How Deepfake Video and AI Voice Are Being Used

Deepfake technology has crossed a threshold where real-time video manipulation is possible on consumer hardware. Tools like DeepFaceLive can overlay a different face onto a live video feed. AI voice cloning can replicate someone else's voice with a few minutes of audio training data.

In practice, this means a candidate can appear on a video interview as themselves, but have a third party feeding them answers through an earpiece while AI overlays maintain a convincing visual.

How to Spot It: Behavioral Signals

The most reliable signals are behavioral, not technical. Here's what to watch for during live interviews.

  • Unusual latency in responses. A pause of 2-4 seconds before every answer can indicate the candidate is receiving information via earpiece or reading from another screen.
  • Eye movement patterns. Eyes that consistently track to the same spot off-camera, especially moving in a reading pattern rather than natural thinking patterns, are a red flag.
  • Inconsistency between interview and follow-up. Ask the candidate to explain something from their test in a follow-up call. If they can't, that's telling.
  • Overly rehearsed language.
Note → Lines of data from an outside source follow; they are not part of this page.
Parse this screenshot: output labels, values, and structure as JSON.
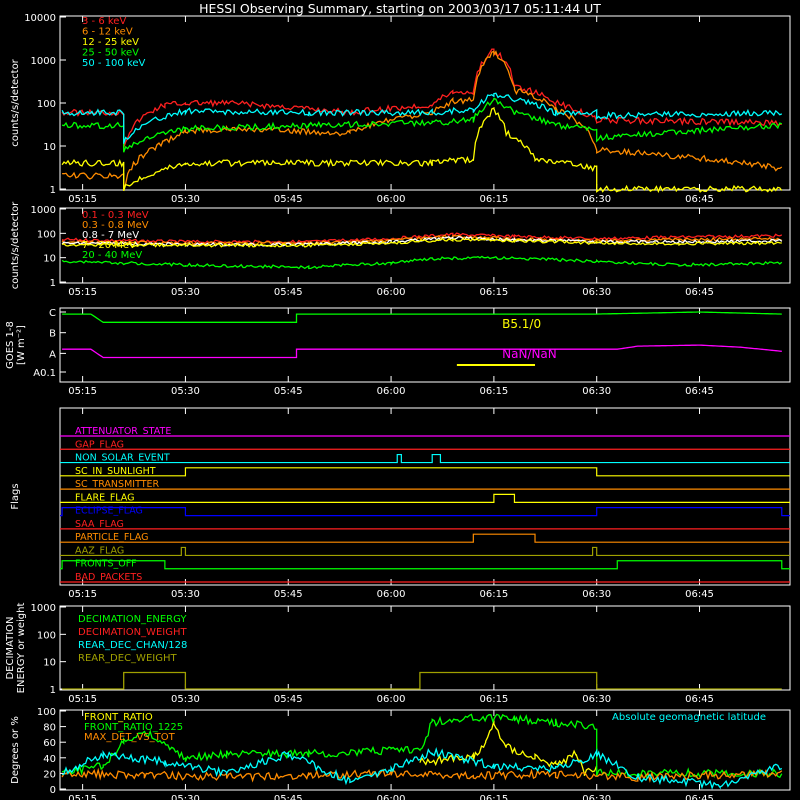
{
  "title": "HESSI Observing Summary, starting on 2003/03/17 05:11:44 UT",
  "time_ticks": [
    "05:15",
    "05:30",
    "05:45",
    "06:00",
    "06:15",
    "06:30",
    "06:45"
  ],
  "colors": {
    "red": "#ff2020",
    "orange": "#ff8c00",
    "yellow": "#ffff00",
    "green": "#00ff00",
    "cyan": "#00ffff",
    "magenta": "#ff00ff",
    "blue": "#0000ff",
    "olive": "#a0a000",
    "white": "#ffffff"
  },
  "chart_data": [
    {
      "id": "lightcurves",
      "type": "line",
      "ylabel": "counts/s/detector",
      "yscale": "log",
      "ylim": [
        1,
        10000
      ],
      "yticks": [
        "1",
        "10",
        "100",
        "1000",
        "10000"
      ],
      "x_range_min": [
        5.2,
        6.95
      ],
      "series": [
        {
          "name": "3 - 6 keV",
          "color": "red",
          "x": [
            5.2,
            5.35,
            5.35,
            5.45,
            5.5,
            5.6,
            5.9,
            6.1,
            6.15,
            6.2,
            6.25,
            6.3,
            6.4,
            6.5,
            6.95
          ],
          "y": [
            60,
            60,
            10,
            90,
            100,
            100,
            60,
            90,
            180,
            180,
            1700,
            250,
            100,
            40,
            35
          ]
        },
        {
          "name": "6 - 12 keV",
          "color": "orange",
          "x": [
            5.2,
            5.35,
            5.35,
            5.45,
            5.5,
            5.6,
            5.9,
            6.1,
            6.15,
            6.2,
            6.25,
            6.3,
            6.4,
            6.5,
            6.95
          ],
          "y": [
            2,
            2,
            1,
            12,
            22,
            25,
            20,
            60,
            110,
            120,
            1500,
            200,
            70,
            8,
            3
          ]
        },
        {
          "name": "12 - 25 keV",
          "color": "yellow",
          "x": [
            5.2,
            5.35,
            5.35,
            5.5,
            5.8,
            6.1,
            6.2,
            6.22,
            6.25,
            6.28,
            6.35,
            6.5,
            6.5,
            6.95
          ],
          "y": [
            4,
            4,
            1,
            4,
            4,
            4,
            5,
            30,
            70,
            20,
            5,
            3,
            1,
            1
          ]
        },
        {
          "name": "25 - 50 keV",
          "color": "green",
          "x": [
            5.2,
            5.35,
            5.35,
            5.5,
            5.8,
            6.1,
            6.2,
            6.25,
            6.3,
            6.4,
            6.5,
            6.5,
            6.95
          ],
          "y": [
            30,
            30,
            8,
            25,
            30,
            35,
            40,
            120,
            60,
            30,
            25,
            15,
            30
          ]
        },
        {
          "name": "50 - 100 keV",
          "color": "cyan",
          "x": [
            5.2,
            5.35,
            5.35,
            5.5,
            5.8,
            6.1,
            6.2,
            6.25,
            6.3,
            6.4,
            6.5,
            6.5,
            6.95
          ],
          "y": [
            60,
            60,
            13,
            65,
            60,
            60,
            70,
            160,
            120,
            60,
            60,
            50,
            60
          ]
        }
      ]
    },
    {
      "id": "high_energy",
      "type": "line",
      "ylabel": "counts/s/detector",
      "yscale": "log",
      "ylim": [
        1,
        1000
      ],
      "yticks": [
        "1",
        "10",
        "100",
        "1000"
      ],
      "series": [
        {
          "name": "0.1 - 0.3 MeV",
          "color": "red",
          "x": [
            5.2,
            5.5,
            5.8,
            6.0,
            6.15,
            6.3,
            6.5,
            6.7,
            6.95
          ],
          "y": [
            55,
            45,
            45,
            60,
            90,
            75,
            60,
            70,
            80
          ]
        },
        {
          "name": "0.3 - 0.8 MeV",
          "color": "orange",
          "x": [
            5.2,
            5.5,
            5.8,
            6.0,
            6.15,
            6.3,
            6.5,
            6.7,
            6.95
          ],
          "y": [
            45,
            40,
            40,
            50,
            75,
            60,
            50,
            55,
            60
          ]
        },
        {
          "name": "0.8 - 7 MeV",
          "color": "white",
          "x": [
            5.2,
            5.5,
            5.8,
            6.0,
            6.15,
            6.3,
            6.5,
            6.7,
            6.95
          ],
          "y": [
            40,
            35,
            35,
            45,
            65,
            55,
            45,
            45,
            50
          ]
        },
        {
          "name": "7 - 20 MeV",
          "color": "yellow",
          "x": [
            5.2,
            5.5,
            5.8,
            6.0,
            6.15,
            6.3,
            6.5,
            6.7,
            6.95
          ],
          "y": [
            35,
            32,
            32,
            40,
            55,
            50,
            40,
            38,
            40
          ]
        },
        {
          "name": "20 - 40 MeV",
          "color": "green",
          "x": [
            5.2,
            5.5,
            5.8,
            6.0,
            6.1,
            6.25,
            6.5,
            6.7,
            6.95
          ],
          "y": [
            7,
            5,
            4,
            6,
            9,
            10,
            7,
            5,
            6
          ]
        }
      ]
    },
    {
      "id": "goes",
      "type": "line",
      "ylabel_lines": [
        "GOES 1-8",
        "[W m⁻²]"
      ],
      "yticks": [
        "A0.1",
        "A",
        "B",
        "C"
      ],
      "annotations": [
        "B5.1/0",
        "NaN/NaN"
      ],
      "series": [
        {
          "name": "goes_long",
          "color": "green",
          "x": [
            5.2,
            5.27,
            5.3,
            5.77,
            5.77,
            6.5,
            6.75,
            6.95
          ],
          "y": [
            2.9,
            2.9,
            2.5,
            2.5,
            2.9,
            2.9,
            3.0,
            2.9
          ]
        },
        {
          "name": "goes_short",
          "color": "magenta",
          "x": [
            5.2,
            5.27,
            5.3,
            5.77,
            5.77,
            6.55,
            6.6,
            6.75,
            6.85,
            6.95
          ],
          "y": [
            1.2,
            1.2,
            0.8,
            0.8,
            1.2,
            1.2,
            1.35,
            1.4,
            1.3,
            1.1
          ]
        }
      ]
    },
    {
      "id": "flags",
      "type": "line",
      "ylabel": "Flags",
      "flags": [
        {
          "name": "ATTENUATOR_STATE",
          "color": "magenta",
          "pulses": []
        },
        {
          "name": "GAP_FLAG",
          "color": "red",
          "pulses": []
        },
        {
          "name": "NON_SOLAR_EVENT",
          "color": "cyan",
          "pulses": [
            [
              6.015,
              6.025
            ],
            [
              6.1,
              6.12
            ]
          ]
        },
        {
          "name": "SC_IN_SUNLIGHT",
          "color": "yellow",
          "pulses": [
            [
              5.5,
              6.5
            ]
          ]
        },
        {
          "name": "SC_TRANSMITTER",
          "color": "orange",
          "pulses": []
        },
        {
          "name": "FLARE_FLAG",
          "color": "yellow",
          "pulses": [
            [
              6.25,
              6.3
            ]
          ]
        },
        {
          "name": "ECLIPSE_FLAG",
          "color": "blue",
          "pulses": [
            [
              5.2,
              5.5
            ],
            [
              6.5,
              6.95
            ]
          ]
        },
        {
          "name": "SAA_FLAG",
          "color": "red",
          "pulses": []
        },
        {
          "name": "PARTICLE_FLAG",
          "color": "orange",
          "pulses": [
            [
              6.2,
              6.35
            ]
          ]
        },
        {
          "name": "AAZ_FLAG",
          "color": "olive",
          "pulses": [
            [
              5.49,
              5.5
            ],
            [
              6.49,
              6.5
            ]
          ]
        },
        {
          "name": "FRONTS_OFF",
          "color": "green",
          "pulses": [
            [
              5.2,
              5.45
            ],
            [
              6.55,
              6.95
            ]
          ]
        },
        {
          "name": "BAD_PACKETS",
          "color": "red",
          "pulses": []
        }
      ]
    },
    {
      "id": "decimation",
      "type": "line",
      "ylabel_lines": [
        "DECIMATION",
        "ENERGY or weight"
      ],
      "yscale": "log",
      "ylim": [
        1,
        1000
      ],
      "yticks": [
        "1",
        "10",
        "100",
        "1000"
      ],
      "series": [
        {
          "name": "DECIMATION_ENERGY",
          "color": "green",
          "x": [],
          "y": []
        },
        {
          "name": "DECIMATION_WEIGHT",
          "color": "red",
          "x": [],
          "y": []
        },
        {
          "name": "REAR_DEC_CHAN/128",
          "color": "cyan",
          "x": [],
          "y": []
        },
        {
          "name": "REAR_DEC_WEIGHT",
          "color": "olive",
          "x": [
            5.2,
            5.35,
            5.35,
            5.5,
            5.5,
            6.07,
            6.07,
            6.5,
            6.5,
            6.95
          ],
          "y": [
            1,
            1,
            4,
            4,
            1,
            1,
            4,
            4,
            1,
            1
          ]
        }
      ]
    },
    {
      "id": "ratios",
      "type": "line",
      "ylabel": "Degrees or %",
      "ylim": [
        0,
        100
      ],
      "yticks": [
        "0",
        "20",
        "40",
        "60",
        "80",
        "100"
      ],
      "right_label": "Absolute geomagnetic latitude",
      "series": [
        {
          "name": "FRONT_RATIO",
          "color": "yellow",
          "x": [
            6.07,
            6.2,
            6.23,
            6.25,
            6.28,
            6.35,
            6.4,
            6.45,
            6.47,
            6.5
          ],
          "y": [
            35,
            40,
            60,
            85,
            55,
            40,
            30,
            45,
            20,
            25
          ]
        },
        {
          "name": "FRONT_RATIO_1225",
          "color": "green",
          "x": [
            5.2,
            5.3,
            5.35,
            5.4,
            5.5,
            5.6,
            5.8,
            6.0,
            6.07,
            6.1,
            6.2,
            6.3,
            6.4,
            6.5,
            6.5,
            6.95
          ],
          "y": [
            20,
            30,
            60,
            75,
            40,
            45,
            45,
            50,
            50,
            85,
            92,
            90,
            85,
            80,
            20,
            20
          ]
        },
        {
          "name": "MAX_DET_VS_TOT",
          "color": "orange",
          "x": [
            5.2,
            5.4,
            5.6,
            5.8,
            6.0,
            6.2,
            6.4,
            6.6,
            6.8,
            6.95
          ],
          "y": [
            20,
            18,
            15,
            18,
            20,
            17,
            19,
            15,
            18,
            20
          ]
        },
        {
          "name": "geomagnetic_latitude",
          "color": "cyan",
          "x": [
            5.2,
            5.3,
            5.45,
            5.6,
            5.75,
            5.9,
            6.0,
            6.1,
            6.25,
            6.4,
            6.5,
            6.6,
            6.8,
            6.95
          ],
          "y": [
            20,
            45,
            35,
            20,
            45,
            10,
            25,
            48,
            30,
            25,
            45,
            15,
            5,
            30
          ]
        }
      ]
    }
  ]
}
Answers that sound scripted, with no "ums", no self-corrections, and perfect structure, can indicate read-aloud responses.

What You Can Do Today

You don't need to wait for your platform to add detection features. There are practical steps you can take right now.

  • Require ID verification at the start of every remote interview and match it to any previous ID on file.
  • Include at least one unscripted, contextual question that references specific details from the candidate's resume. A proxy won't know those details.
  • Follow up every technical screen with a short verbal explanation session. Ask the candidate to walk you through their logic.
  • Pay attention to the gap between written/recorded performance and live, conversational performance. That gap is the clearest signal.

The goal isn't to assume every candidate is cheating. It's to build a process where cheating is hard enough that honest candidates aren't disadvantaged by it.